Ancora adesso lavora con le mani a casa,  crea oggetti nella sua  sala hobby, l’altro giorno mi ha regalato un piccolo stadio fatto di cartone, bellissimo. 

Paolo e io  avevamo una passione comune oltre al calcio: mia madre.

Mi diceva: “La signora rossa, è  la più  sorridente e bella del quartiere, tu e tuo padre siete fortunati!”   

La chiamava così, perché aveva i capelli color mogano. 

Ci siamo conosciuti grazie a lei, che mi ha consigliato di andare dal falegname dai capelli ricci che le ricordava ricordava Riccardo  Cocciante, e non al  negozio di giocattoli, per il  mio boomerang.  

Oggi vorrei  che lei  fosse qui, a spegnere  le candeline con me, ma da tempo non è più in questo mondo. Ci saranno: mio padre, Paolo, i miei amici, mia moglie, e i due miei figli.  

Devo il senso del rispetto a mio padre, a mia madre e Paolo la  sicurezza.  Nella mia adolescenza sono cresciuto forte, grazie a loro, e se questa stabilità inizi ad averla  presto, diceva mia nonna, qualcosa diventi. Non sono un astronauta, non vado nello spazio, ma qualcosa sono diventato: ho una società che crea videogiochi.  Mi rammarico soltanto che mia madre abbia visto solo in parte il mio  successo professionale.   

Ricordo mi disse, con il suo solito sorriso: “per i tuoi cinquant’anni  la tua società sarà conosciuta nel mondo!” con quella intuizione materna, che sembrava  avesse un filo diretto con l’universo. Oggi posso dire che aveva previsto tutto alla perfezione. Le cose fino a dieci anni fa mi giravano così e così, abbiamo fatto tanti sacrifici con Eleonora, mia moglie, adesso la mia società va bene, ma ho perso mia madre.

Camminiamo su una strada complessa, fatta di speranza e disperazione, tormento e beatitudine: è la vita!

Guardo la foto di noi due, che ho qui sulla scrivania del mio studio. Io bambino, con lei felici. Anche se non posso più abbracciarla, sento la sua presenza in ogni sorriso, è in ogni traguardo che raggiungo.

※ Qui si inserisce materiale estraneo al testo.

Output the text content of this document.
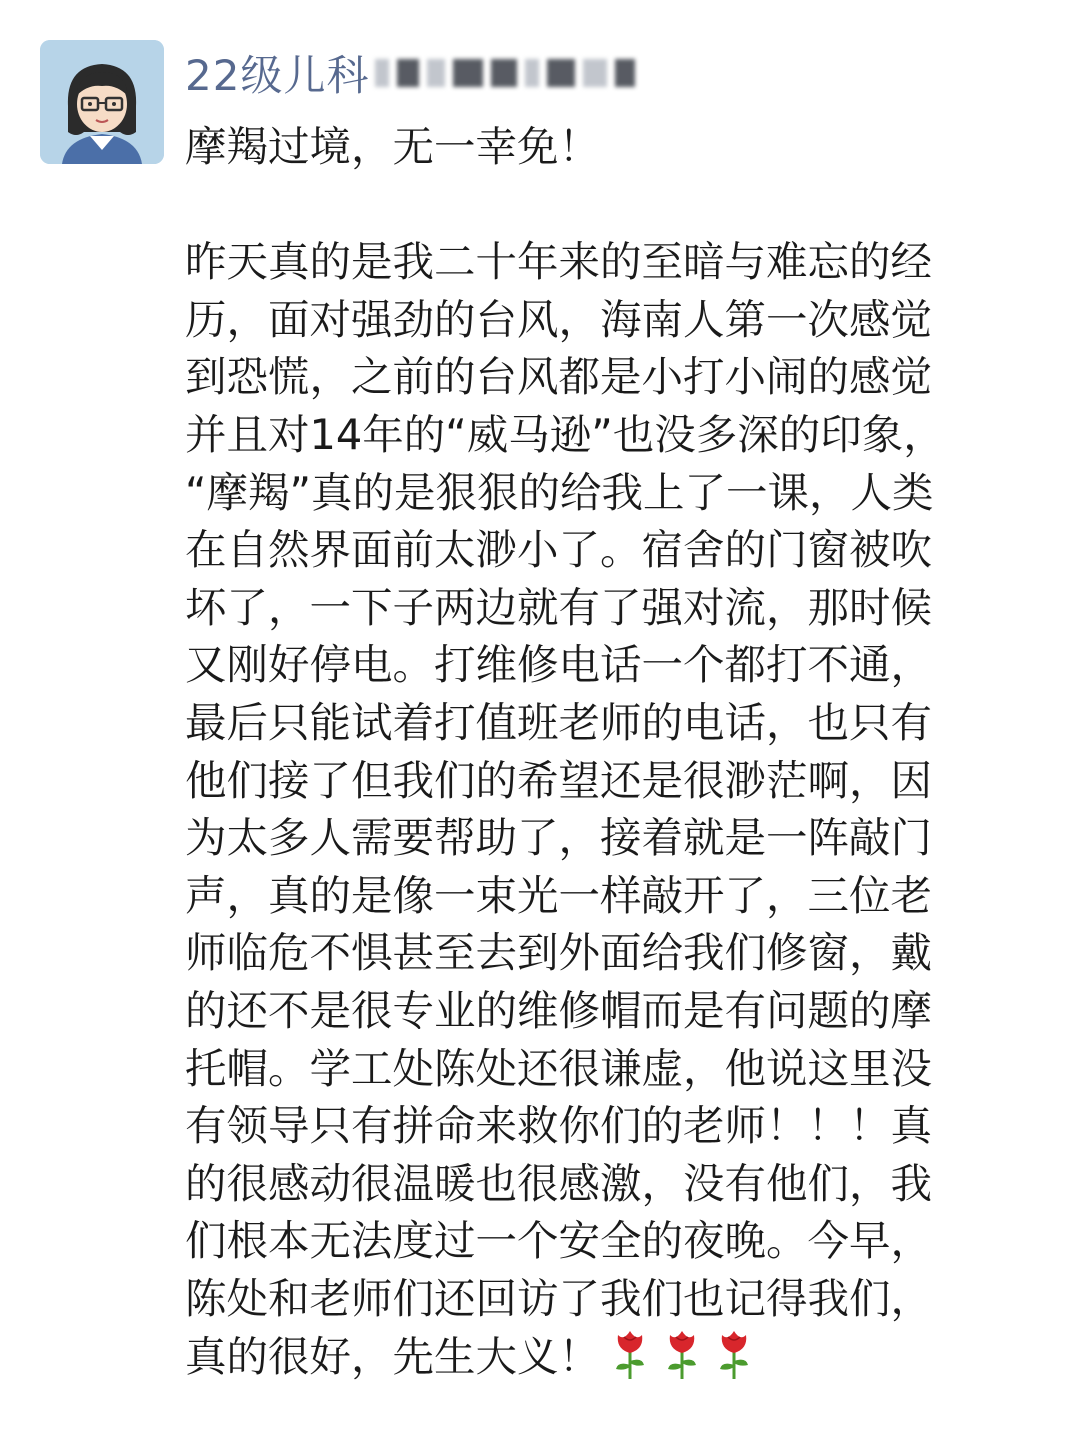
22级儿科
摩羯过境，无一幸免！
昨天真的是我二十年来的至暗与难忘的经
历，面对强劲的台风，海南人第一次感觉
到恐慌，之前的台风都是小打小闹的感觉
并且对14年的“威马逊”也没多深的印象，
“摩羯”真的是狠狠的给我上了一课，人类
在自然界面前太渺小了。宿舍的门窗被吹
坏了，一下子两边就有了强对流，那时候
又刚好停电。打维修电话一个都打不通，
最后只能试着打值班老师的电话，也只有
他们接了但我们的希望还是很渺茫啊，因
为太多人需要帮助了，接着就是一阵敲门
声，真的是像一束光一样敲开了，三位老
师临危不惧甚至去到外面给我们修窗，戴
的还不是很专业的维修帽而是有问题的摩
托帽。学工处陈处还很谦虚，他说这里没
有领导只有拼命来救你们的老师！！！真
的很感动很温暖也很感激，没有他们，我
们根本无法度过一个安全的夜晚。今早，
陈处和老师们还回访了我们也记得我们，
真的很好，先生大义！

Ho imparato a non far prevalere in me l’ego, che è  nemico della crescita, lei me lo diceva sempre.  Un tempo raccontavo tutto a tutti, forse per convincermi che ero bravo. Anche ai miei figli dico di essere umili, e di non vantarsi per i loro successi, di qualsiasi tipo siano.

Stasera Francesco,  il più grande di diciassette anni, porta anche la fidanzata, e Zeno il più piccolo di dodici anni, un suo amico. Entrambi sognano di diventare cantanti, e insieme scrivono testi di canzoni, sono bravi. Francesco invece vorrebbe fare veterinaria,  sono pieni di passioni e questo mi rende felice. Sento tanta poesia nel vedere loro cercare la propria strada!

 Ora vado a preparare,  sento mia moglie, un’altra mia fortuna,  che mi chiama, devo  chiudere  il computer, penserà che lavoro ancora!!

Prima di farlo però voglio  ringraziare il Signore,  colui che sento sempre sopra di me, ho imparato a resistere e combattere insieme a lui, a volte me ne dimentico,  ma per brevi periodi. Rimango incompleto, ho dubbi, sempre, così tengo un margine per migliorare! Non sono uno da lode, e non la voglio nemmeno, mi fermerebbe nel mio cammino! 

Mentre finisco di apparecchiare la tavola, mi sorprendo a pensare a quanto sia importante il legame tra generazioni. Paolo, con la sua saggezza, e mia madre, con il suo mondo. Intorno a me tutto si riempie di risate e voci, sento che ogni anno che passa non è solo un numero, ma un capitolo di una storia che continua a scrivere, una storia di amore, amicizia e crescita. Alzo il calice e, con un sorriso, dedico un pensiero speciale a Paolo e a mia madre, due fari luminosi nel mio cammino. Salute!